Escreveu "O Nordeste e Seus Cangaceiros", "O Filho do Ferreiro", "Diz Tua Prosa, Sertão", tantos títulos, cento e oitenta ao todo, que seria cansativo enumerar a todos. Por ele, ainda estaria no Piató, mas a esposa, dona Jovelina Dantas, adoeceu e ele teve que vir morar em Natal, onde o tratamento era possível.
Vinte e um anos na Candelária, Seu Saldanha lembra o fato de ter desplantado uma macaxeira de onze quilos e treze palmos de comprimento no terreno onde hoje fica o Shopping.
Um assombro que foi até notícia de jornal, diz.
ESTÓRIAS
Hoje, ele pode ser encontrado no ponto comercial que mantém, o Recanto do Seridó, à rua Irineu Jofile, para uma prosa amena e gostosa, onde, com certeza, falará do filho do ferreiro que um dia prometeu dominar sua cidade, Cerro Corá, e que concretizou seu sonho, sendo vereador e prefeito várias vezes, história contada em cordel. Ou do matuto que chegou para comprar cigarro e como não encontrou onde comprasse, fumou a nota de 10 mil réis, ganha quando o algodão mocó era a riqueza do Seridó "e o orgulho do povo da região.”
Um homem cheio de histórias e estórias do sertão, com livros publicados e inéditos que precisam ser resgatados.
É um homem que diz que a maior universidade do mundo é o Nordeste, lugar ideal para a formação de um poeta.

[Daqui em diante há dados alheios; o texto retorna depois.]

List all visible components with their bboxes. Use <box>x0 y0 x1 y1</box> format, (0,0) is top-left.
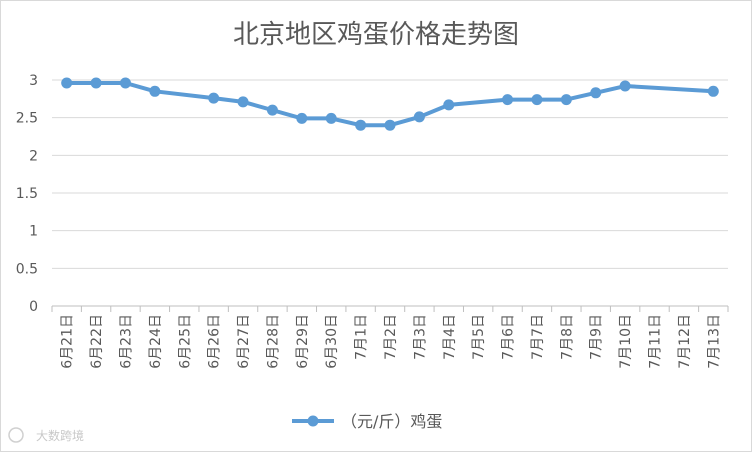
data-point[interactable] <box>707 85 719 97</box>
x-tick-label: 7月5日 <box>471 314 487 360</box>
watermark: 大数跨境 <box>8 427 84 443</box>
data-point[interactable] <box>149 85 161 97</box>
y-axis-ticks: 0 0.5 1 1.5 2 2.5 3 <box>16 73 38 315</box>
x-tick-label: 7月3日 <box>412 314 428 360</box>
data-point[interactable] <box>61 77 73 89</box>
x-tick-label: 7月7日 <box>530 314 546 360</box>
chart-title: 北京地区鸡蛋价格走势图 <box>233 20 519 50</box>
x-tick-label: 7月10日 <box>618 314 634 369</box>
x-tick-label: 6月24日 <box>148 314 164 369</box>
data-point[interactable] <box>443 99 455 111</box>
x-tick-label: 6月27日 <box>236 314 252 369</box>
gridlines <box>52 79 728 269</box>
data-point[interactable] <box>208 92 220 104</box>
y-tick-label: 0.5 <box>16 261 38 277</box>
x-tick-label: 6月30日 <box>324 314 340 369</box>
y-tick-label: 2 <box>29 148 38 164</box>
x-axis-ticks: 6月21日 6月22日 6月23日 6月24日 6月25日 6月26日 6月27日 6月28日… <box>60 314 723 369</box>
data-point[interactable] <box>531 94 543 106</box>
data-point[interactable] <box>560 94 572 106</box>
y-tick-label: 1.5 <box>16 186 38 202</box>
y-tick-label: 1 <box>29 224 38 240</box>
x-tick-label: 7月8日 <box>559 314 575 360</box>
x-tick-label: 6月25日 <box>177 314 193 369</box>
legend[interactable]: （元/斤）鸡蛋 <box>292 412 442 431</box>
x-tick-label: 6月28日 <box>265 314 281 369</box>
data-point[interactable] <box>619 80 631 92</box>
data-point[interactable] <box>325 112 337 124</box>
x-tick-label: 6月29日 <box>295 314 311 369</box>
watermark-text: 大数跨境 <box>36 428 84 443</box>
x-tick-label: 7月13日 <box>706 314 722 369</box>
data-point[interactable] <box>590 87 602 99</box>
data-point[interactable] <box>237 96 249 108</box>
x-tick-label: 6月22日 <box>89 314 105 369</box>
watermark-logo-icon <box>8 427 24 443</box>
x-tick-label: 7月9日 <box>589 314 605 360</box>
y-tick-label: 2.5 <box>16 111 38 127</box>
data-point[interactable] <box>266 104 278 116</box>
legend-marker <box>307 415 319 427</box>
data-point[interactable] <box>413 111 425 123</box>
data-point[interactable] <box>296 112 308 124</box>
x-axis <box>51 305 729 312</box>
data-point[interactable] <box>355 119 367 131</box>
x-tick-label: 7月6日 <box>501 314 517 360</box>
x-tick-label: 7月2日 <box>383 314 399 360</box>
data-point[interactable] <box>384 119 396 131</box>
x-tick-label: 6月23日 <box>118 314 134 369</box>
data-point[interactable] <box>90 77 102 89</box>
x-tick-label: 7月1日 <box>354 314 370 360</box>
x-tick-label: 7月11日 <box>648 314 664 369</box>
y-tick-label: 0 <box>29 299 38 315</box>
legend-label: （元/斤）鸡蛋 <box>341 412 442 431</box>
data-point[interactable] <box>502 94 514 106</box>
x-tick-label: 7月12日 <box>677 314 693 369</box>
data-point[interactable] <box>119 77 131 89</box>
series-group <box>61 77 719 131</box>
x-tick-label: 6月26日 <box>207 314 223 369</box>
x-tick-label: 6月21日 <box>60 314 76 369</box>
y-tick-label: 3 <box>29 73 38 89</box>
x-tick-label: 7月4日 <box>442 314 458 360</box>
series-line <box>66 81 714 128</box>
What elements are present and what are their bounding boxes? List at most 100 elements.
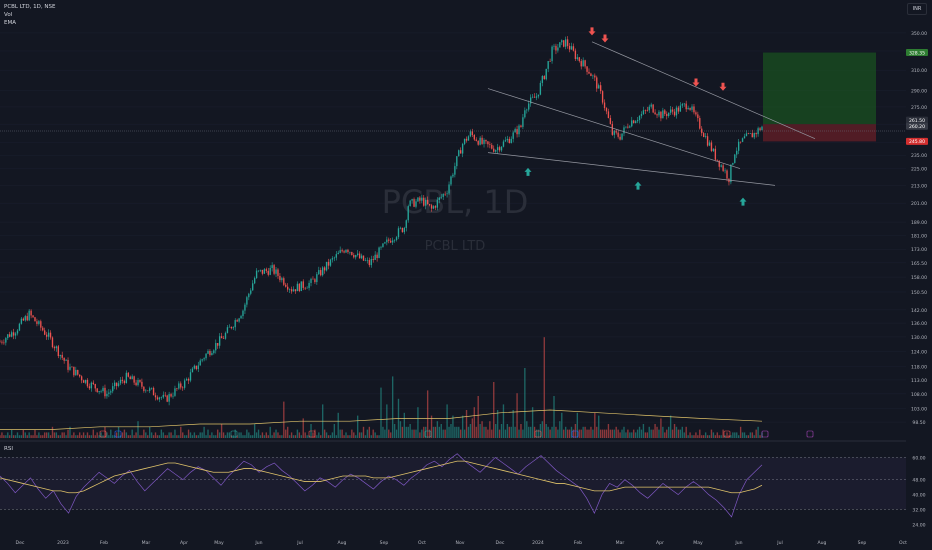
volume-bar: [259, 435, 262, 438]
rsi-label[interactable]: RSI: [4, 446, 13, 452]
candle-body: [403, 227, 406, 233]
time-tick-label: May: [214, 540, 224, 546]
legend-symbol[interactable]: PCBL LTD, 1D, NSE: [4, 4, 56, 10]
candle-body: [164, 394, 166, 396]
candle-body: [355, 255, 357, 258]
candle-body: [428, 204, 431, 206]
candle-body: [646, 110, 648, 111]
volume-bar: [448, 426, 450, 438]
volume-bar: [232, 435, 234, 438]
time-tick-label: Aug: [818, 540, 827, 546]
rsi-tick-label: 32.00: [912, 507, 925, 513]
event-marker: [534, 430, 542, 438]
volume-bar: [522, 429, 524, 438]
rsi-pane: 60.00 48.00 40.00 32.00 24.00: [0, 453, 926, 528]
candle-body: [152, 387, 155, 396]
price-badge-label: 328.35: [909, 50, 925, 56]
candle-body: [248, 293, 250, 298]
volume-bar: [736, 432, 738, 438]
volume-bar: [55, 432, 58, 438]
candle-body: [131, 376, 133, 380]
legend: PCBL LTD, 1D, NSE Vol EMA: [4, 3, 55, 27]
volume-bar: [679, 429, 682, 438]
volume-bar: [158, 435, 161, 438]
currency-button[interactable]: INR: [907, 3, 927, 15]
candle-body: [102, 387, 104, 392]
volume-bar: [403, 412, 406, 438]
candle-body: [584, 60, 586, 67]
candle-body: [327, 261, 330, 266]
volume-bar: [7, 432, 9, 438]
volume-bar: [38, 432, 40, 438]
candle-body: [34, 317, 36, 322]
volume-bar: [477, 396, 479, 438]
candle-body: [662, 110, 664, 119]
legend-ema[interactable]: EMA: [4, 20, 16, 26]
candle-body: [341, 250, 343, 252]
trendline: [487, 152, 776, 186]
volume-bar: [356, 415, 359, 438]
trendlines[interactable]: [487, 41, 816, 186]
volume-bar: [545, 424, 547, 438]
volume-bar: [426, 390, 429, 438]
legend-vol[interactable]: Vol: [4, 12, 13, 18]
volume-bar: [444, 429, 446, 438]
candle-body: [172, 395, 174, 397]
volume-bar: [555, 426, 557, 438]
volume-bar: [304, 432, 306, 438]
volume-bar: [3, 435, 5, 438]
volume-bar: [294, 435, 297, 438]
candle-body: [386, 239, 388, 243]
candle-body: [413, 199, 415, 207]
candle-body: [358, 253, 361, 259]
candle-body: [376, 254, 378, 258]
volume-bar: [415, 429, 417, 438]
volume-bar: [185, 435, 188, 438]
volume-bar: [143, 429, 145, 438]
candle-body: [393, 239, 396, 241]
candle-body: [444, 193, 446, 195]
volume-bar: [677, 429, 680, 438]
down-arrow-icon: [601, 34, 609, 43]
target-zone: [763, 52, 876, 125]
candle-body: [18, 323, 21, 331]
volume-bar: [413, 429, 415, 438]
candle-body: [675, 107, 678, 116]
candle-body: [648, 106, 650, 111]
candle-body: [162, 394, 164, 398]
volume-bar: [524, 368, 526, 438]
volume-bar: [697, 435, 699, 438]
volume-bar: [500, 424, 503, 438]
volume-bar: [82, 432, 85, 438]
volume-bar: [164, 435, 166, 438]
volume-bar: [349, 435, 351, 438]
candle-body: [557, 47, 559, 51]
volume-bar: [689, 432, 691, 438]
time-axis[interactable]: Dec 2023 Feb Mar Apr May Jun Jul Aug Sep Oct Nov Dec…: [16, 540, 908, 546]
volume-bar: [568, 429, 571, 438]
volume-bar: [703, 435, 705, 438]
volume-bar: [553, 396, 555, 438]
volume-bar: [281, 435, 283, 438]
position-zones[interactable]: [763, 52, 876, 142]
candle-body: [454, 166, 456, 175]
volume-bar: [242, 435, 244, 438]
volume-bar: [493, 382, 495, 438]
time-tick-label: Mar: [142, 540, 151, 546]
candle-body: [178, 383, 180, 389]
volume-bar: [446, 404, 448, 438]
volume-bar: [201, 432, 203, 438]
candle-body: [166, 395, 168, 402]
volume-bar: [442, 429, 444, 438]
volume-bar: [671, 429, 674, 438]
volume-bar: [147, 435, 149, 438]
volume-ema-line: [0, 409, 763, 430]
candle-body: [360, 255, 363, 259]
candle-body: [685, 103, 687, 110]
candle-body: [553, 45, 555, 47]
volume-bar: [26, 435, 28, 438]
candle-body: [512, 132, 514, 139]
volume-bar: [636, 429, 639, 438]
candle-body: [640, 114, 643, 116]
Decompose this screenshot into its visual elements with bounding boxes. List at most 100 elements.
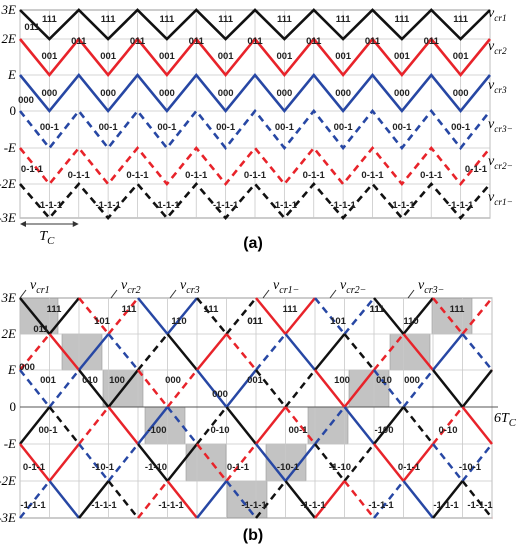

Saldanha também fabricou suas próprias violas, e, de Lampião, diz coisas como essas:
Ele tinha uma estratégia
De guerra muito avançada.
Para enganar as volantes
Cobria uma retaguarda
Para dar tempo e abrir fogo
Ou fugir da emboscada.
Lampião tinha com ele
Uma perícia invejável
As investidas e pegadas
De maneira admirável
Ele enganava as volantes
De modo inacreditável.
Candelária Viva, 2000
Foto: Alexandro Gurgel (NET)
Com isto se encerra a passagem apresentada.